Скирлох почти единолично владел торговлей на рыночной площади, а также удачно вкладывался в некоторые производства. Скелли даже навел о нем специальные справки и выяснил, что Скирлох ведет дела честно, в воровстве или связи с ворами, которых за последнее время становилось все больше, не замечен, и почему-то избегает иметь дело с торговлей оружием. Точнее, избегает тех людей, которые получали заказы от замка на его изготовление. И в общем-то делал совершенно правильно. Ему бы там не то что перышки пощипали, а без головы за здорово живешь оставили.
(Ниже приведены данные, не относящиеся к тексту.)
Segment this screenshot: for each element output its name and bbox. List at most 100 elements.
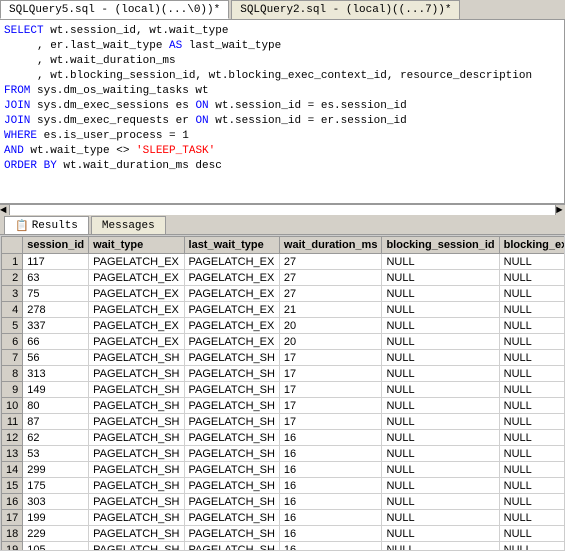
tab-sqlquery5-label: SQLQuery5.sql - (local)(...\0))*: [9, 4, 220, 16]
cell-4: 16: [279, 542, 382, 551]
col-header-blocking-session: blocking_session_id: [382, 237, 499, 254]
cell-4: 16: [279, 462, 382, 478]
cell-5: NULL: [382, 318, 499, 334]
col-header-wait-duration: wait_duration_ms: [279, 237, 382, 254]
code-line-3: , wt.wait_duration_ms: [4, 54, 560, 69]
code-editor[interactable]: SELECT wt.session_id, wt.wait_type , er.…: [0, 20, 565, 205]
cell-5: NULL: [382, 350, 499, 366]
cell-2: PAGELATCH_SH: [89, 462, 184, 478]
tab-results[interactable]: 📋 Results: [4, 216, 89, 234]
cell-2: PAGELATCH_SH: [89, 382, 184, 398]
cell-5: NULL: [382, 302, 499, 318]
cell-1: 117: [23, 254, 89, 270]
table-row: 15175PAGELATCH_SHPAGELATCH_SH16NULLNULL8…: [2, 478, 565, 494]
row-number: 5: [2, 318, 23, 334]
tab-sqlquery5[interactable]: SQLQuery5.sql - (local)(...\0))*: [0, 0, 229, 19]
scroll-left-btn[interactable]: ◄: [0, 205, 10, 215]
cell-4: 17: [279, 366, 382, 382]
cell-3: PAGELATCH_SH: [184, 542, 279, 551]
cell-2: PAGELATCH_SH: [89, 526, 184, 542]
cell-1: 75: [23, 286, 89, 302]
cell-3: PAGELATCH_SH: [184, 526, 279, 542]
cell-1: 149: [23, 382, 89, 398]
cell-2: PAGELATCH_EX: [89, 318, 184, 334]
table-row: 375PAGELATCH_EXPAGELATCH_EX27NULLNULL8:1…: [2, 286, 565, 302]
cell-1: 175: [23, 478, 89, 494]
table-row: 1187PAGELATCH_SHPAGELATCH_SH17NULLNULL8:…: [2, 414, 565, 430]
row-number: 18: [2, 526, 23, 542]
row-number: 11: [2, 414, 23, 430]
cell-6: NULL: [499, 398, 565, 414]
results-icon: 📋: [15, 219, 29, 233]
cell-5: NULL: [382, 446, 499, 462]
table-row: 17199PAGELATCH_SHPAGELATCH_SH16NULLNULL8…: [2, 510, 565, 526]
cell-3: PAGELATCH_SH: [184, 430, 279, 446]
cell-4: 16: [279, 510, 382, 526]
row-number: 10: [2, 398, 23, 414]
cell-4: 27: [279, 254, 382, 270]
tab-sqlquery2[interactable]: SQLQuery2.sql - (local)((...7))*: [231, 0, 460, 19]
table-row: 14299PAGELATCH_SHPAGELATCH_SH16NULLNULL8…: [2, 462, 565, 478]
cell-2: PAGELATCH_SH: [89, 414, 184, 430]
cell-5: NULL: [382, 526, 499, 542]
cell-1: 313: [23, 366, 89, 382]
cell-5: NULL: [382, 494, 499, 510]
cell-6: NULL: [499, 446, 565, 462]
cell-4: 16: [279, 526, 382, 542]
cell-3: PAGELATCH_EX: [184, 270, 279, 286]
cell-3: PAGELATCH_SH: [184, 462, 279, 478]
table-row: 1262PAGELATCH_SHPAGELATCH_SH16NULLNULL8:…: [2, 430, 565, 446]
cell-1: 87: [23, 414, 89, 430]
cell-1: 66: [23, 334, 89, 350]
cell-2: PAGELATCH_SH: [89, 494, 184, 510]
cell-2: PAGELATCH_EX: [89, 302, 184, 318]
row-number: 19: [2, 542, 23, 551]
cell-6: NULL: [499, 302, 565, 318]
table-row: 5337PAGELATCH_EXPAGELATCH_EX20NULLNULL8:…: [2, 318, 565, 334]
cell-4: 20: [279, 318, 382, 334]
cell-2: PAGELATCH_SH: [89, 510, 184, 526]
tab-messages-label: Messages: [102, 220, 155, 232]
cell-1: 62: [23, 430, 89, 446]
tab-messages[interactable]: Messages: [91, 216, 166, 234]
cell-6: NULL: [499, 350, 565, 366]
tab-bar: SQLQuery5.sql - (local)(...\0))* SQLQuer…: [0, 0, 565, 20]
code-line-9: AND wt.wait_type <> 'SLEEP_TASK': [4, 144, 560, 159]
col-header-rownum: [2, 237, 23, 254]
results-table-container[interactable]: session_id wait_type last_wait_type wait…: [0, 235, 565, 551]
table-body: 1117PAGELATCH_EXPAGELATCH_EX27NULLNULL8:…: [2, 254, 565, 551]
scroll-right-btn[interactable]: ►: [555, 205, 565, 215]
cell-6: NULL: [499, 270, 565, 286]
cell-1: 63: [23, 270, 89, 286]
table-row: 666PAGELATCH_EXPAGELATCH_EX20NULLNULL8:1…: [2, 334, 565, 350]
col-header-session-id: session_id: [23, 237, 89, 254]
row-number: 1: [2, 254, 23, 270]
cell-4: 16: [279, 430, 382, 446]
cell-6: NULL: [499, 478, 565, 494]
cell-5: NULL: [382, 542, 499, 551]
cell-2: PAGELATCH_EX: [89, 286, 184, 302]
code-line-10: ORDER BY wt.wait_duration_ms desc: [4, 159, 560, 174]
row-number: 14: [2, 462, 23, 478]
row-number: 2: [2, 270, 23, 286]
cell-6: NULL: [499, 526, 565, 542]
cell-2: PAGELATCH_SH: [89, 366, 184, 382]
code-line-8: WHERE es.is_user_process = 1: [4, 129, 560, 144]
table-row: 4278PAGELATCH_EXPAGELATCH_EX21NULLNULL8:…: [2, 302, 565, 318]
row-number: 12: [2, 430, 23, 446]
code-line-7: JOIN sys.dm_exec_requests er ON wt.sessi…: [4, 114, 560, 129]
cell-1: 56: [23, 350, 89, 366]
table-row: 16303PAGELATCH_SHPAGELATCH_SH16NULLNULL8…: [2, 494, 565, 510]
cell-3: PAGELATCH_EX: [184, 302, 279, 318]
cell-6: NULL: [499, 382, 565, 398]
cell-1: 278: [23, 302, 89, 318]
col-header-wait-type: wait_type: [89, 237, 184, 254]
cell-6: NULL: [499, 366, 565, 382]
code-line-2: , er.last_wait_type AS last_wait_type: [4, 39, 560, 54]
cell-3: PAGELATCH_EX: [184, 318, 279, 334]
row-number: 7: [2, 350, 23, 366]
cell-5: NULL: [382, 510, 499, 526]
cell-5: NULL: [382, 334, 499, 350]
cell-6: NULL: [499, 254, 565, 270]
col-header-blocking-exec: blocking_exec_context_id: [499, 237, 565, 254]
Оружейники были людьми, с точки зрения Скелли, весьма странными, полностью закрытыми в себе, угрюмыми и — ужасное слово — самодостаточными. Им не нужны были ни титулы, ни, похоже, даже деньги. Они без помощи Скелли с его драгоценными свитками знали свои древние родословные, некоторые, вероятно, владели кенсаем, а главное — они ревниво охраняли секреты создания железного оружия и доспехов. Скелли, чего греха таить, не раз задавался вопросом, как у них это так ловко получается. Потому что железное оружие или доспех мог выковать при желании и хорошей цене любой кузнец. Другое дело, что кузнецов во всей округе было не так уж и много, их знали по именам, а помощников со стороны они старались не брать, передавая навыки собственным сыновьям, сохраняя, таким образом, кузнечное искусство каждый в своем роду.